October 13, 1996 – Sunday – 9:45 a.m.

We are on the road right now, somewhere around Jacksonville, FL.

Yesterday was so awesome.  We rented wave-runners and went out in the Gulf of Mexico.  It was so much fun; it felt like I was flying just inches above the water.

That evening Syndi and her boyfriend Eric came to pick me up.  We went to this really huge multiplex with 20 screens and saw Tom Hanks’ That Thing You Do.  It was so funny.  A really great movie.  Syndi looked good; she grew her hair back and colored it blonde.  She is happy down here and it was great that I simply got to see her, the girl I held under the waterfall at the end of my Freshman year.

The other thing happened yesterday is that we heard on the radio that Tommy Moe was going to be at a Ski and Sports Shop.  Tommy Moe was a gold medalist in the 1994 Olympics.  Dan has posters of him in his room.  So we all went and got free T-shirts, he autographed them all and we got our picture taken with him.  Dan was really excited.  “I can’t wait to tell my parents that I went to Flordia to meet Tommy Moe!” he said.

That evening, whenever Syndi and Eric brought me back, I went for a walk around Kate’s neighborhood.  I prayed and sang to the Lord.

He is so great to me.

The air was so warm.

The midnight clouds so pretty.

My dreams are coming true.

I’m doing that thing that only I can do.

April 6, 1996 – Saturday – 4:10 p.m.

It’s Easter weekend.  We have no classes on Monday, so everyone’s gone.  The dorm is empty.  Only the dripping water from a broken shower-head fills the lonely hallways.  A misty fog fills the air.  I can barely make out the evergreens through my window pane.

I am on duty.

I spent the day simply enjoying solitude.  I read some of The Oath.  An absolutely amazing book.  It’s too cold to work at the Humane Society for my community service hours.  I called my mom.  My summer plans are definite.

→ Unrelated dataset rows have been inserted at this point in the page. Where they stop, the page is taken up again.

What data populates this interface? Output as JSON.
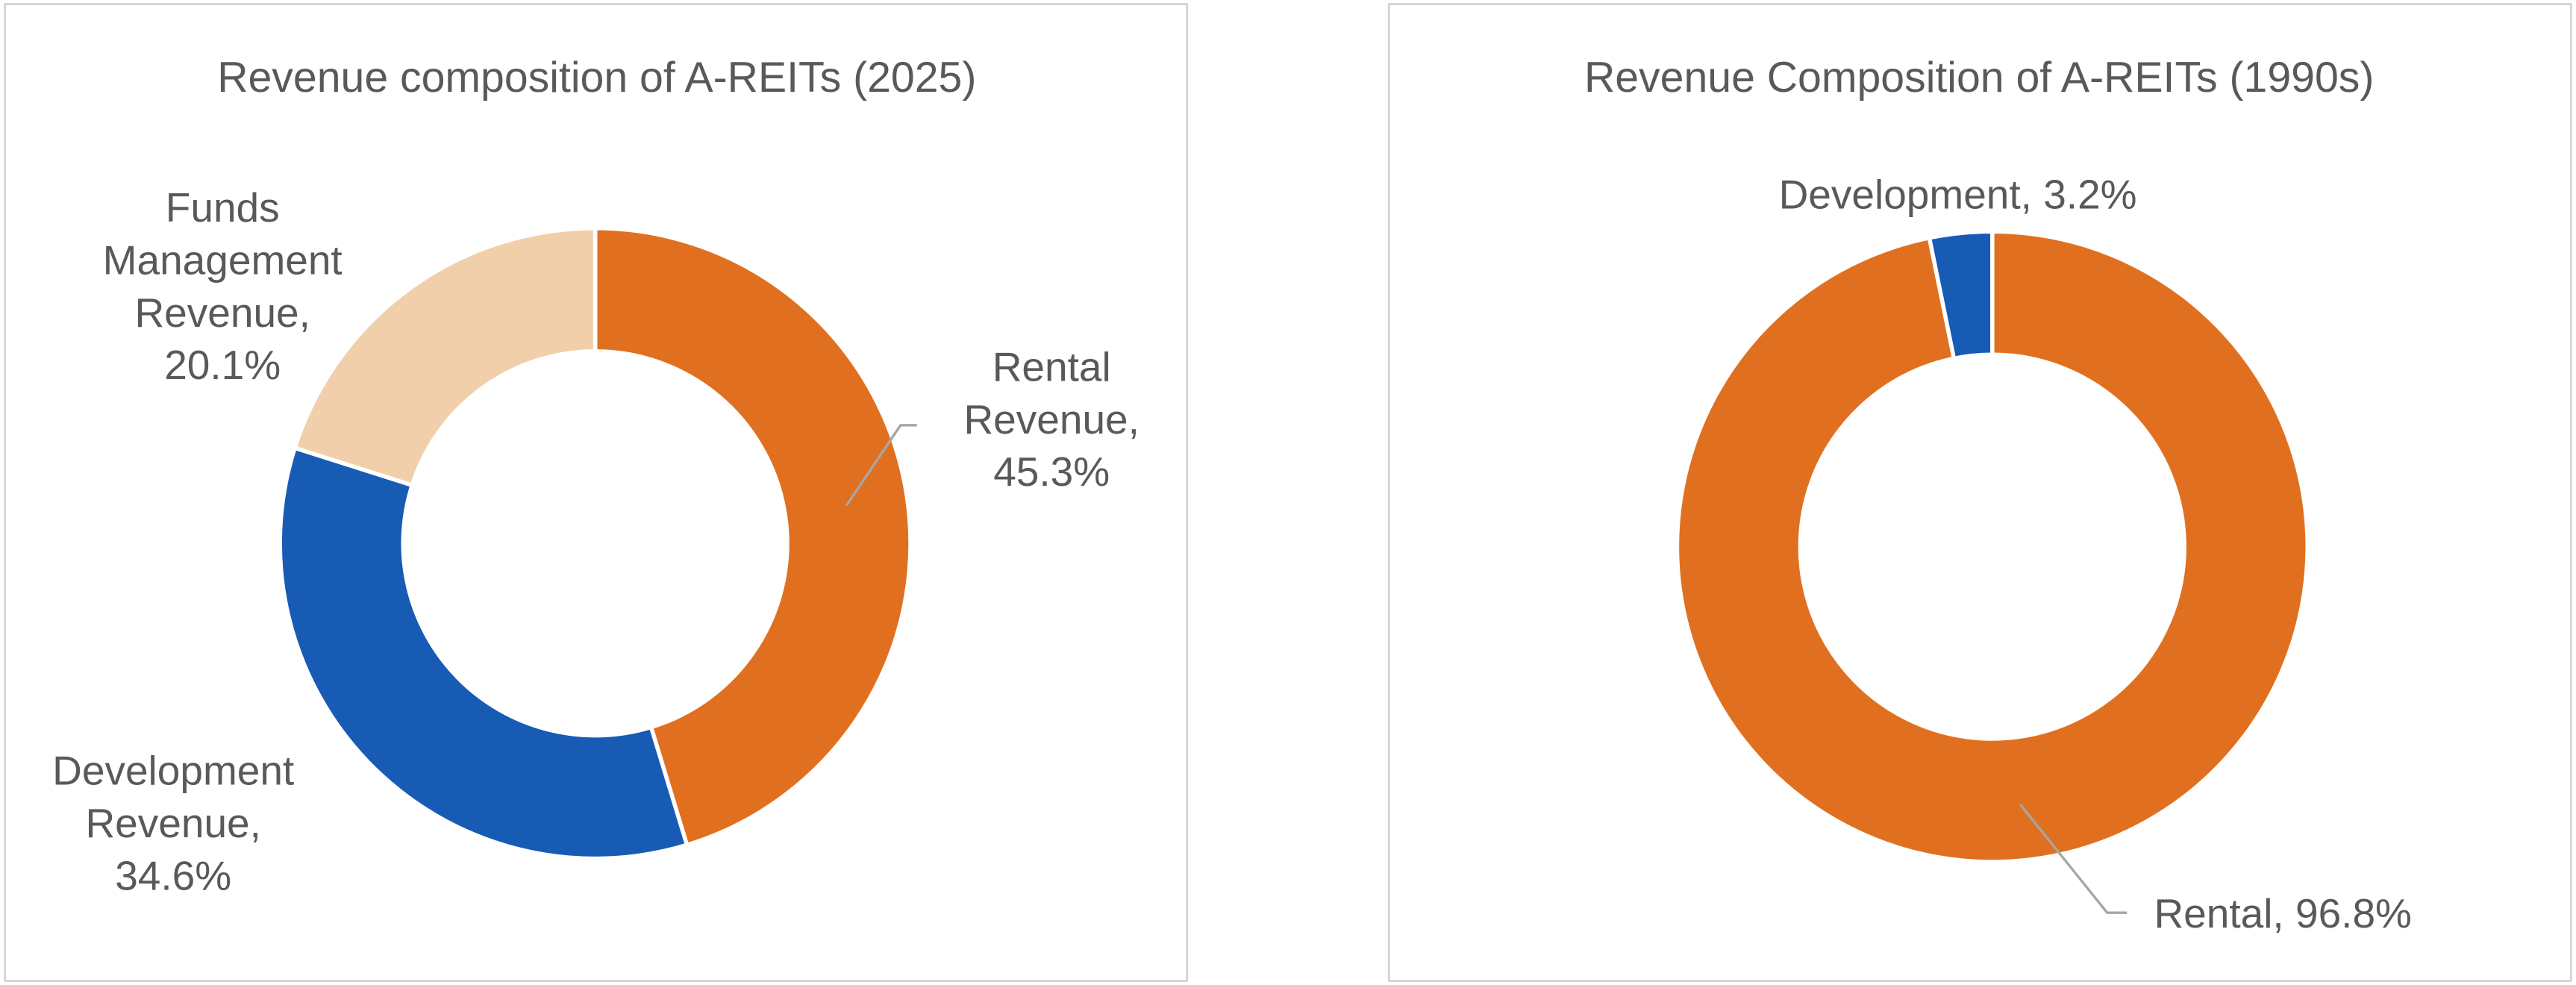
{
  "chart_data": [
    {
      "type": "pie",
      "variant": "donut",
      "title": "Revenue composition of A-REITs (2025)",
      "categories": [
        "Rental Revenue",
        "Development Revenue",
        "Funds Management Revenue"
      ],
      "values": [
        45.3,
        34.6,
        20.1
      ],
      "unit": "%",
      "colors": [
        "#E07020",
        "#175BB5",
        "#F1CFAB"
      ],
      "data_labels": [
        [
          "Rental",
          "Revenue,",
          "45.3%"
        ],
        [
          "Development",
          "Revenue,",
          "34.6%"
        ],
        [
          "Funds",
          "Management",
          "Revenue,",
          "20.1%"
        ]
      ],
      "legend": "none"
    },
    {
      "type": "pie",
      "variant": "donut",
      "title": "Revenue Composition of A-REITs (1990s)",
      "categories": [
        "Rental",
        "Development"
      ],
      "values": [
        96.8,
        3.2
      ],
      "unit": "%",
      "colors": [
        "#E07020",
        "#175BB5"
      ],
      "data_labels": [
        [
          "Rental, 96.8%"
        ],
        [
          "Development, 3.2%"
        ]
      ],
      "legend": "none"
    }
  ]
}
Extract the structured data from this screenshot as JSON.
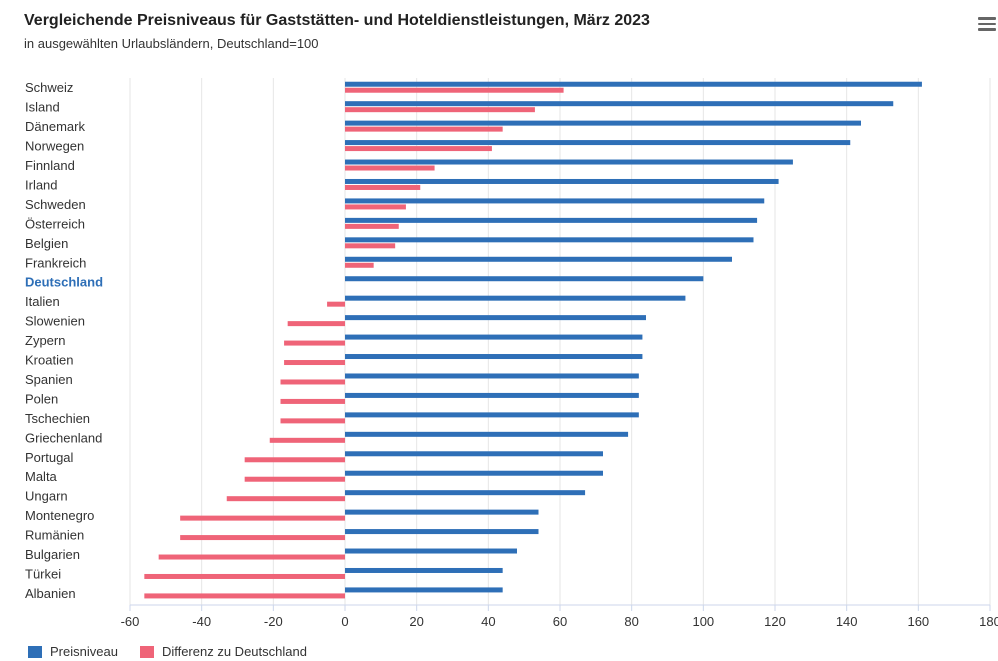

Earlier today I planned out my courses for the rest of the year, and it donned on me that it is April again.  Last year this time I was constantly calling and writing Emily.  We even spoke the words “I love you” to each other.  And we did.  We loved each other’s voice and words and soul.  But all good things must… well, you know.

Soon, this year will end.  This means I will be a Junior.  Charlie was a Junior when I met him.  Charlie graduates in a month.  He has been offered youth pastoring jobs in Kentucky and even on the coast of North Carolina and one down in Florida.  He and Dan and I talked about it last night.  We reflected on the past year, the guys on our hall, my problems with Jeni, and we even laughed about everything we experienced that was painful at the time.

And then, Dan opened up.  He told us how he cried on the last day of ski season.  He reached the bottom of the mountain, the snow was melting, the thing he loves most was disappearing.  He was alone.  No skiers around.  He sat on a bench and wept.  A whole summer and early fall would have to pass before he could fly over the powder again.

We talked about Charlie and Kate and love, and Dan wanted us to change the subject.  He can ski down the side of a cliff, but he’s afraid to talk about love.  As a young child, he saw a woman take his older brother away.  Does loving one subtract from the other?

I’ve been selfish.  I’ve forgotten the people around me actually have beating hearts.  They are alive.  I learned that under the endless Arizona sky.

And it all comes together.  It all makes sense.  I now know the secret to life:  every now and then, take a moment to lie on your favorite bed and look out the window.  Then dream about the lives that have touched you, and write them down so you will be forced to remember and never forget.

This, and prayer, and the giving away of all of my love, is how I survive.  It is the food that sustains me.

As I walked back from lunch today, a pebble got caught in my sandal.  It was carried a little ways, then it fell out and found itself in a place…

a new place,

totally different from where it began.